Dalam konteks internasional ternyata yang dipilih nama China yg terbukti dengan 
nama resmi The People's Republic of China di PBB. Sedang kata China kalau 
diterjemahkan kebahasa Indonesia tentu Cina, sedang kata Tionghoa tentu 
terjemahan dari kata Zhonghoa lafal hokkian dari nama Zhonghoa Renmin Gongheguo 
中華人民共和國. Dilihat disini sebenarnya kedua kata itu okey saja dan boleh dipakai. 
Baik kata Cina ataupun Tionghoa menurut saya kata2 yang netral saja.
Dalam konteks politik tempo hari waktu perdebatan pemilihan kata cina dan 
tionghoa saya berdiri dipihak kata tionghoa menuntut pencabutan SE yg memaksa 
pemakaian kata Cina dan menghapus Tionghoa itu. Tetapi setelah itu saya rasa 
sebaiknya dikembalikan lagi pada masyarakat secara bebas mau pakai kata apa 
bagi dirinya.
Mengutip kembali kata2 anda "menggunakan sebutan nama satu NEGARA/BANGSA 
sepenuhnya adalah HAK NEGARA/BANGSA yang bersangkutan, sesuai kehendak nya yang 
dianggap paling disukai" adalah suatu kenyataan ada yg memilih sebutan tionghoa 
dan ada yg memilih cina.
Dalam konteks Kereta Cepat Indonesia Cina seharusnya kalau anda keuhkeuh 
seharusnya anda protes kenapa kok dipakai kata Cina, hal ini pernah saya 
tanyakan pada anda tempo hari tapi tidak pernah dijawab.
---In GELORA45@yahoogroups.com, <SADAR@...> wrote :

Bung Goei, bukankah menurut saya, menggunakan sebutan nama satu NEGARA/BANGSA 
sepenuhnya adalah HAK NEGARA/BANGSA yang bersangkutan, sesuai kehendak nya yang 
dianggap paling disukai. Termasuk HAK merubah dan mengganti dengan sebutan yang 
yang lain. Jadi, mengenai sebutan negara The People’s Republic of China di PBB 
maupun dinegara-negara didunia lainnya, itu sepenuhnya terserah saja pada RRT 
bisa menerima atau tidak. Begitulah sebutan CHINA dalam bhs. Inggris yg 
digunakan sejak 1911, dibentuknya Republic of China. Tapi yang PASTI, RRT 
selama ini TIDAK BISA menyetujui negaranya disebut Republik Rakyat CINA seperti 
dimasa ORBA Suharto berkuasa! Itu hanya menunjukkan sikap Suharto yang BIADAB, 
tidak tahu aturan, ...!  Yang bung Ajeg maksudkan KCIC itu apa, ya? 

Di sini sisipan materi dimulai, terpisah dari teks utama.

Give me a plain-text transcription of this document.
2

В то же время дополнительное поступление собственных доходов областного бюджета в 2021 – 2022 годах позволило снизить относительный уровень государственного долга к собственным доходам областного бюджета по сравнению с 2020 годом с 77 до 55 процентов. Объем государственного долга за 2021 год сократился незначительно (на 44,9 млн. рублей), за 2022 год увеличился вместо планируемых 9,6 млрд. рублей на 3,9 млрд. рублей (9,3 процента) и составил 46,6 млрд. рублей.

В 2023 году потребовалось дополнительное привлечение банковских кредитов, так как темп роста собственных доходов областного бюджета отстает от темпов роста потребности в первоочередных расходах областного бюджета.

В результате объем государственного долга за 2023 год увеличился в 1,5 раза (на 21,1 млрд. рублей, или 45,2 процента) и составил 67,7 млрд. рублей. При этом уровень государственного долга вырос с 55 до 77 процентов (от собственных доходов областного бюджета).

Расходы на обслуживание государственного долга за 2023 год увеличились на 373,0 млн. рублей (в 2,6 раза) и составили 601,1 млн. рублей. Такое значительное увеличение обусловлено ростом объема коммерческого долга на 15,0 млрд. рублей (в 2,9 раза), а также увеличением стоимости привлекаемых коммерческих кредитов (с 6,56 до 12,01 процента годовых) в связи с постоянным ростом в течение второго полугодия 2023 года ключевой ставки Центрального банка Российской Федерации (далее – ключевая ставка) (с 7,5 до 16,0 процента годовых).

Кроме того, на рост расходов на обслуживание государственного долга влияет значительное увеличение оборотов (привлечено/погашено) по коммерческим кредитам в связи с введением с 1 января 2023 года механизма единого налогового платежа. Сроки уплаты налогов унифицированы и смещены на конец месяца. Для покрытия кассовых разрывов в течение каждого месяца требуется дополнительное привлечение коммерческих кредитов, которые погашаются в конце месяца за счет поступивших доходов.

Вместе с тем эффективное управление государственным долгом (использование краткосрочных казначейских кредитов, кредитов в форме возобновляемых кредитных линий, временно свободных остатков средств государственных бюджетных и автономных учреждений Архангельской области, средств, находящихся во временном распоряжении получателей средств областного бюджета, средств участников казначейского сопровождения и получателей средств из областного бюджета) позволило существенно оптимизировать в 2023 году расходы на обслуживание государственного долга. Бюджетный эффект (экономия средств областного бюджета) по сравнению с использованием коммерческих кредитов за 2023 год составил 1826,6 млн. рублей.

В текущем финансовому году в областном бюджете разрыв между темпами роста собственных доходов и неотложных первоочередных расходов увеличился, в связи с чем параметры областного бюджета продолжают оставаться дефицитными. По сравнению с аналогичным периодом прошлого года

Salam,ChanCT  From: ajeg ajegilelu@... [GELORA45]Sent: Wednesday, February 1, 
2017 5:11 PMTo: GELORA45@yahoogroups.comSubject: Re: [GELORA45] Museum 
peranakan Tionghoa di tengah Pasar Lama Tangerang ; Toleransi antar etnis di 
"Kota Cina Kecil" Lasem Bagaimana dengan KCIC? --- jonathangoeij@... wrote:
Bung Chan apakah bisa menjelaskan pemakaian kata China pada nama negara The 
People's Republic of China, kenapa nama China yang dipakai dan bukannya 
Tionghoa atau Zhonghoa bukankah nama aslinya Zhonghoa Renmin Gongheguo 中華人民共和國.
--- SADAR@... wrote :

SETUUJUUUU, ... mang Radi! Sebenarnya saja sebutan NEGARA/BANGSA sepenuhnya 
adalah HAK bangsa itu sendiri hendaknya, sukanya disebut apa dan merubahnya 
sebutan yang dirasakan lebih pantas dan nyaman bangsa itu sendiri! Kita yang 
bersahabat dengan bangsa tsb. tentu WAJIB mengikuti dan nurut saja. Hanya saja 
selama lebih 32 tahun jenderal Soeharto berkuasa, dan bertujuan merusak 
hubungan persahabatan “MESRAH” dengan rakyat TIongkok yang dijalin oleh 
Presiden Soekarno itu, dengan biadab memaksakan gunakan sebutan CINA yang 
berkonotasi melecehkan dan penghinaan itu untuk menggantikan penggunaan sebutan 
Tiongkok/Tionghoa, ... yaitu dengan resmi keluarkan Surat Edaran Presidium 
Kabinet Ampera Nomor SE.06/Pres.Kab/6/1967. Dengan demikian, sejak 28 Juni 1967 
itulah RI secara resmi merubah sebutan Tiongkok/Tionghoa menjadi CINA! 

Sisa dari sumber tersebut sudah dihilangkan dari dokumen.